O’Rowe was capturing a “play about fathers and sons… leadership, honor, the question of which elements contribute most to greatness – birth or environment or both. It’s about class… affections a leader must quell or kill in himself… to be a leader – which relationships he must terminate, which to nourish. It’s about war – it’s origins, its workings, its consequences.” (Lincoln Center Festival 2015 Program)

An interesting thing to notice was the choice to gravitate towards the performers’ native Irish dialects rather than towards a more English sound or classical stage speech. I sadly did not attend the talkback, but just finished a rehearsal with a friend who DID attend and she TOLD me (*tisk*tisk* on the hearsay here…) that the company’s voice coach, Andrew Wade, encouraged this move. Two things to point out here regardless of debates over how to ‘speak Shakespeare’: 1. The actors felt very grounded and connected to each other while in their Irish dialects; 2. You can tell that Andrew still worked on making the language and sound production clear and consistent so it carried in the theatre. In this way I always ‘heard’ the story due to a clever use of consonant and vowel stress choices on the actors’ parts.

ACTOR LESSON for me was that whatever the dialect happens to be an actor’s muscularity of speech is an asset.

Another most interesting thing to notice (and I’d be a fool to not talk about) is Haynes’ gender blind casting. I LOVE IT! IT’S NICE TO SEE MORE OF IT. I ALSO WANT TO BE PART OF IT AS AN ACTOR.

The company of thirteen actors played over a hundred characters with some female actors playing men. King Henry IV (Derbhle Crotty), King Henry V (Aisling O’Sullivan), Lord Chief Justice (Marie Mullen) and others. Why am I so intrigued? I think it has to do with the human spirit, regardless of gender, and the getting to know what identity is all about including both the dark/bright, high/low, masculine and feminine parts of it.
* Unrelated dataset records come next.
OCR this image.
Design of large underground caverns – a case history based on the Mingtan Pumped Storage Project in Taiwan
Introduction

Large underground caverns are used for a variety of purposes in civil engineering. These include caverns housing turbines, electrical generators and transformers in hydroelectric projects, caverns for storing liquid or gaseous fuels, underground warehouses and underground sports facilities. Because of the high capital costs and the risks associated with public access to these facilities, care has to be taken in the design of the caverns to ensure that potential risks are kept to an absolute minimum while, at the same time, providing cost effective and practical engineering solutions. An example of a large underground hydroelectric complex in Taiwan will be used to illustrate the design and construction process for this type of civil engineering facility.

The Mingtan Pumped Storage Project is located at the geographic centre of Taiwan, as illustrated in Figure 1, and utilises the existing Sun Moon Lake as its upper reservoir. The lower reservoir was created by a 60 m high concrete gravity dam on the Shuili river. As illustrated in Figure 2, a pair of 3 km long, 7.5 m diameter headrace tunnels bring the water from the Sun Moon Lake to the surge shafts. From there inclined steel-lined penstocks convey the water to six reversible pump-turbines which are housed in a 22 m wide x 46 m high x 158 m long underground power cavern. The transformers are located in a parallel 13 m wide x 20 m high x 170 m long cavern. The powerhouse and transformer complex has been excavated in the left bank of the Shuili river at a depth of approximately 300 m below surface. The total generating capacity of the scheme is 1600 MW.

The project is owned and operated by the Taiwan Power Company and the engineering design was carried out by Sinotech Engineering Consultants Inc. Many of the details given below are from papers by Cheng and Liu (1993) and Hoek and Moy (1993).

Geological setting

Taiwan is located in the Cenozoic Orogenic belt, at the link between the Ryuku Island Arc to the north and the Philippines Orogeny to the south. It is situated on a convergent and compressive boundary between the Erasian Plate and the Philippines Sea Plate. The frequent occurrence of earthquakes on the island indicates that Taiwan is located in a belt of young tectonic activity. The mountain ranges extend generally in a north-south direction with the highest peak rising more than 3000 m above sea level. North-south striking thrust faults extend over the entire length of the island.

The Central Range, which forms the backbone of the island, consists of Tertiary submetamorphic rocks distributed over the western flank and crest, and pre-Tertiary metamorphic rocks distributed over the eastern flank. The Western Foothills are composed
As actors we are trained to use our bodies and voices as vessels to transform into another identity – that of another human being. It is so exciting to see where an actor is different and where an actor is similar to a character – and sometimes this can be scary. By shifting a center of energy from the head to the heart or even the hips in an actor’s body the character’s perspective can change. Moving through space differently can change the point of view of a human being. Moving through space in a traditionally ‘masculine’ way seems to afford O’Sullivan more freedoms as King Henry V. Even in the very simple manner of speaking louder and more boldly than if he were bound to the movements of a female, in high status, of the era. The transformation of an actor into a character is fascinating. More importantly the shifts in identity that a character makes on stage is the character’s story. If the character’s story is being told physically, psychologically, emotionally, vocally… then what difference does the gender of the actor make?
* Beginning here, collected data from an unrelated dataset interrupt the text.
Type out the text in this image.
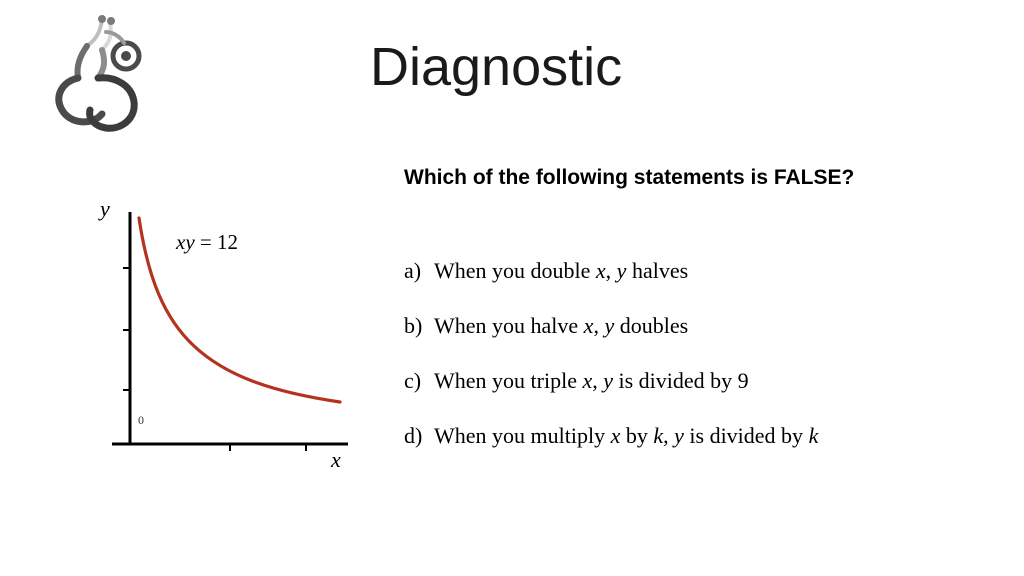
Diagnostic
y
x
xy = 12
0
Which of the following statements is FALSE?
a) When you double x, y halves
b) When you halve x, y doubles
c) When you triple x, y is divided by 9
d) When you multiply x by k, y is divided by k
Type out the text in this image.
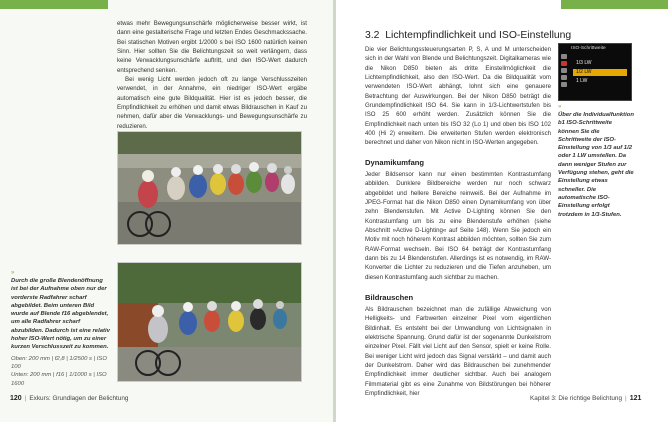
etwas mehr Bewegungsunschärfe möglicherweise besser wirkt, ist dann eine gestalterische Frage und letzten Endes Geschmackssache. Bei statischen Motiven ergibt 1/2000 s bei ISO 1600 natürlich keinen Sinn. Hier sollten Sie die Belichtungszeit so weit verlängern, dass keine Verwacklungsunschärfe auftritt, und den ISO-Wert dadurch entsprechend senken.

Bei wenig Licht werden jedoch oft zu lange Verschlusszeiten verwendet, in der Annahme, ein niedriger ISO-Wert ergäbe automatisch eine gute Bildqualität. Hier ist es jedoch besser, die Empfindlichkeit zu erhöhen und damit etwas Bildrauschen in Kauf zu nehmen, dafür aber die Verwacklungs- und Bewegungsunschärfe zu reduzieren.

»
Durch die große Blendenöffnung ist bei der Aufnahme oben nur der vorderste Radfahrer scharf abgebildet. Beim unteren Bild wurde auf Blende f16 abgeblendet, um alle Radfahrer scharf abzubilden. Dadurch ist eine relativ hoher ISO-Wert nötig, um zu einer kurzen Verschlusszeit zu kommen.
Oben: 200 mm | f2,8 | 1/2500 s | ISO 100
Unten: 200 mm | f16 | 1/1000 s | ISO 1600
120 | Exkurs: Grundlagen der Belichtung
3.2 Lichtempfindlichkeit und ISO-Einstellung

Die vier Belichtungssteuerungsarten P, S, A und M unterscheiden sich in der Wahl von Blende und Belichtungszeit. Digitalkameras wie die Nikon D850 bieten als dritte Einstellmöglichkeit die Lichtempfindlichkeit, also den ISO-Wert. Da die Bildqualität vom verwendeten ISO-Wert abhängt, lohnt sich eine genauere Betrachtung der Auswirkungen. Bei der Nikon D850 beträgt die Grundempfindlichkeit ISO 64. Sie kann in 1/3-Lichtwertstufen bis ISO 25 600 erhöht werden. Zusätzlich können Sie die Empfindlichkeit nach unten bis ISO 32 (Lo 1) und oben bis ISO 102 400 (Hi 2) erweitern. Die erweiterten Stufen werden elektronisch berechnet und daher von Nikon nicht in ISO-Werten angegeben.

ISO-Schrittweite
1/3 LW
1/2 LW
1 LW
»
Über die Individualfunktion b1 ISO-Schrittweite können Sie die Schrittweite der ISO-Einstellung von 1/3 auf 1/2 oder 1 LW umstellen. Da dann weniger Stufen zur Verfügung stehen, geht die Einstellung etwas schneller. Die automatische ISO-Einstellung erfolgt trotzdem in 1/3-Stufen.
Dynamikumfang

Jeder Bildsensor kann nur einen bestimmten Kontrastumfang abbilden. Dunklere Bildbereiche werden nur noch schwarz abgebildet und hellere Bereiche reinweiß. Bei der Aufnahme im JPEG-Format hat die Nikon D850 einen Dynamikumfang von über zehn Blendenstufen. Mit Active D-Lighting können Sie den Kontrastumfang um bis zu eine Blendenstufe erhöhen (siehe Abschnitt »Active D-Lighting« auf Seite 148). Wenn Sie jedoch ein Motiv mit noch höherem Kontrast abbilden möchten, sollten Sie zum RAW-Format wechseln. Bei ISO 64 beträgt der Kontrastumfang dann bis zu 14 Blendenstufen. Allerdings ist es notwendig, im RAW-Konverter die Lichter zu reduzieren und die Tiefen anzuheben, um diesen Kontrastumfang auch sichtbar zu machen.

Bildrauschen

Als Bildrauschen bezeichnet man die zufällige Abweichung von Helligkeits- und Farbwerten einzelner Pixel vom eigentlichen Bildinhalt. Es entsteht bei der Umwandlung von Lichtsignalen in elektrische Spannung. Grund dafür ist der sogenannte Dunkelstrom einzelner Pixel. Fällt viel Licht auf den Sensor, spielt er keine Rolle. Bei weniger Licht wird jedoch das Signal verstärkt – und damit auch der Dunkelstrom. Daher wird das Bildrauschen bei zunehmender Empfindlichkeit immer deutlicher sichtbar. Auch bei analogem Filmmaterial gibt es eine Zunahme von Bildstörungen bei höherer Empfindlichkeit, hier

Kapitel 3: Die richtige Belichtung | 121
On the flip side a male actor has often been known to play a character that is a woman (original Shakespearean actors)… and up until present continues to embody effeminate male characters with often traditionally ‘feminine’ traits. I really enjoyed watching Marty Rae’s character (Richard II) transform from a fragile, emotionally stunted King into a bold, rascal of a usurped ‘cousin’ to Henry IV. A really interesting metaphor is used, a looking glass, when he is finally usurped by King Henry IV. Richard II opens the play in a more ‘feminine’, ethereal, goddess like state that is slowly stripped away with his power. As he ‘looks through the looking glass’ he finally transforms his identity towards a singular, more human, angry ‘masculine’ presence.
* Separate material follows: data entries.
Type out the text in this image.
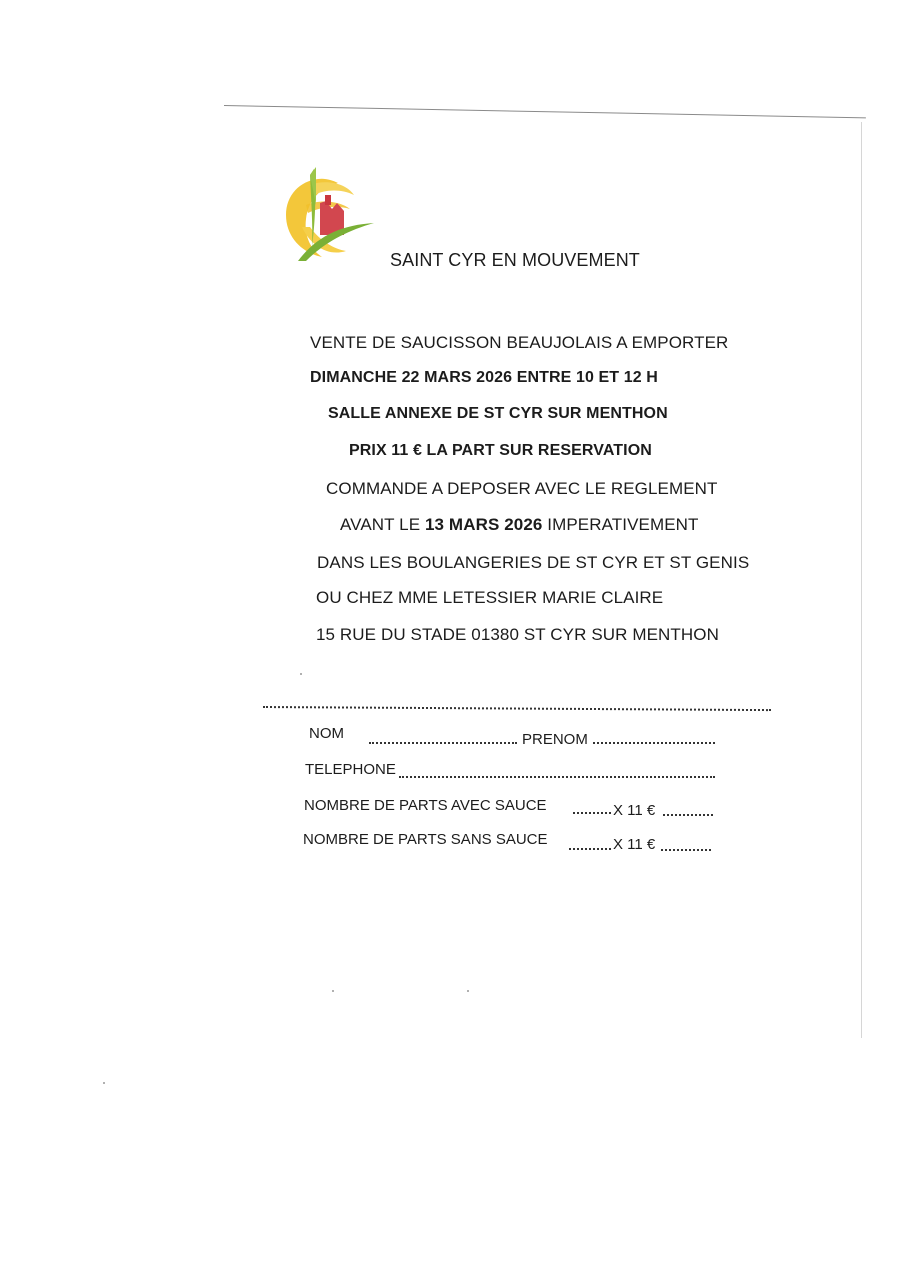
SAINT CYR EN MOUVEMENT
VENTE DE SAUCISSON BEAUJOLAIS A EMPORTER
DIMANCHE 22 MARS 2026 ENTRE 10 ET 12 H
SALLE ANNEXE DE ST CYR SUR MENTHON
PRIX 11 € LA PART SUR RESERVATION
COMMANDE A DEPOSER AVEC LE REGLEMENT
AVANT LE 13 MARS 2026 IMPERATIVEMENT
DANS LES BOULANGERIES DE ST CYR ET ST GENIS
OU CHEZ MME LETESSIER MARIE CLAIRE
15 RUE DU STADE 01380 ST CYR SUR MENTHON
NOM	PRENOM
TELEPHONE
NOMBRE DE PARTS AVEC SAUCE	X 11 €
NOMBRE DE PARTS SANS SAUCE	X 11 €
One thing that binds all my work and continues to interest me in performing… is this question of identity and the question of transformation and I am genuinely moved by the way in which all of us are… society circumscribes us and we play into this feeling that we have to pick one identity and stick with it and any natural transformation within our spirit is to be resisted at all costs and if there is some great shift in one’s life one’s to feel nothing but shame and failure. That’s the thing I’m constantly drawn back to.”Tilda Swinton

Swinton’s statement is certainly relevant when examining the transformation of the identities of Richard II and Henry IV and V. What circumscribes their greatness? How does that change as their identities are challenged and shifted? As ‘greatness’ is taken away symbolically by crown and duty – what characteristics and events cause a remembrance of ‘greatness’?

In the minds and hearts of the people at the end of the play – most of the other characters on stage had known King Henry V as friend, comrade soldier, family member as opposed to Richard II whose choices reflected a more distant, shiny, hovering spectacle. This rendition of Shakespeare’s plays suggests that an indulgent, reckless youth can shift and grow into an adult, may become a leader, and it is what a leader does on behalf of the people (s)he leads that causes a remembrance of ‘greatness’ or of ‘honor’. Not only that… it seems to inflate a sort of self-esteem in a leader to also be considered a human being among people, not alone, regardless of symbolic duty and crown.

ACTOR LESSON for me was that I can initially look globally at a play and figure out who my character foils, if anyone, because it can give me clues on what the growth of my character could be, and the purpose it has to carry out themes… and to tell the story.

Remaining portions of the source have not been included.